According to some genealogists, Lady Macbeth and King Duncan's wife were siblings or cousins, where Duncan's wife had a stronger claim to the throne than Lady Macbeth. It was this that incited her jealousy and hatred of Duncan.
The character's origins lie of the accounts of Kings Duff and Duncan in Holinshed's Chronicles (1587), a history of Britain familiar to Shakespeare. Shakespeare's Lady Macbeth appears to be a composite of two separate and distinct personages in Holinshed's work: Donwald's nagging, murderous wife in the account of King Duff, and Macbeth's ambitious wife Gruoch of Scotland in the account of King Duncan.
Lady Macbeth is a powerful presence in the play, most notably in the first two acts. Following the murder of King Duncan, however, her role in the plot diminishes. She becomes an uninvolved spectator to Macbeth's plotting, and a nervous hostess at a banquet dominated by her husband's hallucinations. Her fifth act sleepwalking scene is a turning point in the play, and her line, "Out, damned spot!," has become a phrase familiar to many speakers of the English language. The report of her death late in the fifth act provides the inspiration for Macbeth's "Tomorrow and tomorrow and tomorrow" speech.

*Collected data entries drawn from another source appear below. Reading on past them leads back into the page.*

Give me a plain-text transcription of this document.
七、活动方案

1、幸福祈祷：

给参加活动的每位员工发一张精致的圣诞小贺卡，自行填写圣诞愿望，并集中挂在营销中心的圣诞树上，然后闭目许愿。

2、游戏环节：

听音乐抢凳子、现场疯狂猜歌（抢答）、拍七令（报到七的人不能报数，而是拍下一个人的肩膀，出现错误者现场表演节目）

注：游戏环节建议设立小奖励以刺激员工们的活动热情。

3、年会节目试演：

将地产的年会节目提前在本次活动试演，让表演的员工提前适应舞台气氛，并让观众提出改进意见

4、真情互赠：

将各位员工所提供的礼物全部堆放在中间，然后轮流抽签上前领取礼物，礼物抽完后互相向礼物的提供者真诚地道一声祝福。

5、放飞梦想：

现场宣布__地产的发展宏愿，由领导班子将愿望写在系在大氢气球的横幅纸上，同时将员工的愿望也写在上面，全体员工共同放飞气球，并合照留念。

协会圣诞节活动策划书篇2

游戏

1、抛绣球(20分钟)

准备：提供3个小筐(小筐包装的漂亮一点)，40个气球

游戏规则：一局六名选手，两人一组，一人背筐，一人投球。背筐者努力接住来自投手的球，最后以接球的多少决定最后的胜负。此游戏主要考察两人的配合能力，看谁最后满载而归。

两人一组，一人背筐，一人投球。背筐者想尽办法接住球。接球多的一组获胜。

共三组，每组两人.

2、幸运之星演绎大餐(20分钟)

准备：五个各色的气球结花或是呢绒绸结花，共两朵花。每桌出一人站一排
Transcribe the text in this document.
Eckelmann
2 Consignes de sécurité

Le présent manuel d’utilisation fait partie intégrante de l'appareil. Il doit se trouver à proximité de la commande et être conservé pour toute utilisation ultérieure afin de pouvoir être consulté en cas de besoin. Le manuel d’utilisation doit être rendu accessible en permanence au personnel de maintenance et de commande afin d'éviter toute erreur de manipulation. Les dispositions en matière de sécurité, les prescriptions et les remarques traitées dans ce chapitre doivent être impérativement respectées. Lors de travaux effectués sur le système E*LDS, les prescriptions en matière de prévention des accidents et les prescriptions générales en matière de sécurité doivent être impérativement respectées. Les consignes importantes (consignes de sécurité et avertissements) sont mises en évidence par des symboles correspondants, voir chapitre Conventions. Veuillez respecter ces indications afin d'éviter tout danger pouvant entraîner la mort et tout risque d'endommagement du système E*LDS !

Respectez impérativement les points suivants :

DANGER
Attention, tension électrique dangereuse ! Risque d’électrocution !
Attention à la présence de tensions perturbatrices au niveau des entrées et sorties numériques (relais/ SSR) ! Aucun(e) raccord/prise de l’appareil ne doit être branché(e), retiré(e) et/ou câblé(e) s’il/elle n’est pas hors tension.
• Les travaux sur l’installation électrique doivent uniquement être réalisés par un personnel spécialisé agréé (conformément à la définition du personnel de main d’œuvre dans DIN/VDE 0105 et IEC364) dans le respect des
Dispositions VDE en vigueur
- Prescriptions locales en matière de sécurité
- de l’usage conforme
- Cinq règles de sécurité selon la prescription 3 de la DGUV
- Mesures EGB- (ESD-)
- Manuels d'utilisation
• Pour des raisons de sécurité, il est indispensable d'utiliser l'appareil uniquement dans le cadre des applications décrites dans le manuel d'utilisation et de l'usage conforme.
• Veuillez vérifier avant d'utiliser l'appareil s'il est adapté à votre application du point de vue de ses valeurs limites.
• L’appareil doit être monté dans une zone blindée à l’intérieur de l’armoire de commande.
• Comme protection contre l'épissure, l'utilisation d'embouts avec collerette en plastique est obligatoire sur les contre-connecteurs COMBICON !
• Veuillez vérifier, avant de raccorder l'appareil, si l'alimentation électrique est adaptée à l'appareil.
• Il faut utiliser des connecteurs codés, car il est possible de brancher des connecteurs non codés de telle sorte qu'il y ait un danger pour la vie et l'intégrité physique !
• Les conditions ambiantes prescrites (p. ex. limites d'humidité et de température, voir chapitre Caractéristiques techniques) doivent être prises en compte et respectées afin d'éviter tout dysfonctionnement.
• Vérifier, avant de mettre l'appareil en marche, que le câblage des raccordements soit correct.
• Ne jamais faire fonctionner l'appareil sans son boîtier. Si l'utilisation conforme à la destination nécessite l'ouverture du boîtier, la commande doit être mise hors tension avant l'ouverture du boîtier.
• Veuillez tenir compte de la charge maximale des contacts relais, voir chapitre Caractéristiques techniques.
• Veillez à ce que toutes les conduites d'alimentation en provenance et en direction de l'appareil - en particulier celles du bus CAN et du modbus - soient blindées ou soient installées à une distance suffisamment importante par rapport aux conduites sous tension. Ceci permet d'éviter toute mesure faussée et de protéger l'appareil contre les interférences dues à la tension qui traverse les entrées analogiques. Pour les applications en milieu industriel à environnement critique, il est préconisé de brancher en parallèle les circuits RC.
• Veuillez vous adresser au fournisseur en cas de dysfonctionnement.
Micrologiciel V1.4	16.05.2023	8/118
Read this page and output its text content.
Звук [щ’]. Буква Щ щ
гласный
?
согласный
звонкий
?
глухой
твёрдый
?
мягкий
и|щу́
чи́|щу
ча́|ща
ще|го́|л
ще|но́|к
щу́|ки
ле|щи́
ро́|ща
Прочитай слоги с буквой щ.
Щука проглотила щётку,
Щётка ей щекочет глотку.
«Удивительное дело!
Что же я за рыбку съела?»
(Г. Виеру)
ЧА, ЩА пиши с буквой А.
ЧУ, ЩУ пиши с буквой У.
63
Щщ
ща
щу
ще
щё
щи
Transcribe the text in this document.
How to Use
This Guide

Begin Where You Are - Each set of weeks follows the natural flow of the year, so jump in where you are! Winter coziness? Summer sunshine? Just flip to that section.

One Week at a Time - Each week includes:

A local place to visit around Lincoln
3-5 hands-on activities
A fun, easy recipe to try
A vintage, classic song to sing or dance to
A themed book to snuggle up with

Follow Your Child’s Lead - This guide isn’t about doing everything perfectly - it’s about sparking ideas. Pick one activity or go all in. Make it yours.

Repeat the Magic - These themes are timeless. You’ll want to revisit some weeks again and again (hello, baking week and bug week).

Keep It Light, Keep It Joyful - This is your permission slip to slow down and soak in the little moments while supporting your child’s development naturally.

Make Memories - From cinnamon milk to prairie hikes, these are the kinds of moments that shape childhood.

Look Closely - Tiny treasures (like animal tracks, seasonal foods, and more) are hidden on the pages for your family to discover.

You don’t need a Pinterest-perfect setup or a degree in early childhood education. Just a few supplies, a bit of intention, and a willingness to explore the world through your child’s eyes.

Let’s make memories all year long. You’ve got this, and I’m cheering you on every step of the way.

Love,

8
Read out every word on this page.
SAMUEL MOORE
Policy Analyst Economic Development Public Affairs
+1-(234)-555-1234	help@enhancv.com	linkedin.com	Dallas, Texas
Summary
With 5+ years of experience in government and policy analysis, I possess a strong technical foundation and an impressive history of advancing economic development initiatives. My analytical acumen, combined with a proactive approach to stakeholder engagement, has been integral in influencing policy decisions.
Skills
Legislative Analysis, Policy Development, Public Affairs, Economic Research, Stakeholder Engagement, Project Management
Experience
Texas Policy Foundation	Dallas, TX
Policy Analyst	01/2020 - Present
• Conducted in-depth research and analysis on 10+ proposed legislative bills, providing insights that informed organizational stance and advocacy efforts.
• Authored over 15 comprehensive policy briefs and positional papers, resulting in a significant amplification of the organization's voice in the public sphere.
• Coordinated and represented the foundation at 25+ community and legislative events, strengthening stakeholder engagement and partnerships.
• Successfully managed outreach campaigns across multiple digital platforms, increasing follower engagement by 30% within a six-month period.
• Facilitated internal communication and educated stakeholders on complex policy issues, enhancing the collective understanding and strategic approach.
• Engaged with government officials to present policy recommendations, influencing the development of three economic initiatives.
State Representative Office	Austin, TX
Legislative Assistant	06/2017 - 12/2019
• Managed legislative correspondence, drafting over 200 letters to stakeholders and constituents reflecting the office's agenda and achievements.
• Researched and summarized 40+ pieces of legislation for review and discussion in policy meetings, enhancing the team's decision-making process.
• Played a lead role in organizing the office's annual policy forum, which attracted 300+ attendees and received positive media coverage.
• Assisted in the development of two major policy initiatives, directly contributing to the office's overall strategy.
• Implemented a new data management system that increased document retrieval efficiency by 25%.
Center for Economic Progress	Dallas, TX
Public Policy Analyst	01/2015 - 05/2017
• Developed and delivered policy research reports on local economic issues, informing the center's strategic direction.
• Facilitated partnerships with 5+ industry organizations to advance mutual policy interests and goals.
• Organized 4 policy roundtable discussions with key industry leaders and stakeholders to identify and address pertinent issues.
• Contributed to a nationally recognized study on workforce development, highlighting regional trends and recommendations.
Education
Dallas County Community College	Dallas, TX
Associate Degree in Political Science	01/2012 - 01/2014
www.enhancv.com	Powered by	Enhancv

Analysts see in the character of Lady Macbeth the conflict between femininity and masculinity, as they are impressed in cultural norms. Lady Macbeth suppresses her instincts toward compassion, motherhood, and fragility — associated with femininity — in favour of ambition, ruthlessness, and the singleminded pursuit of power. This conflict colours the entire drama, and sheds light on gender-based preconceptions from Shakespearean England to the present.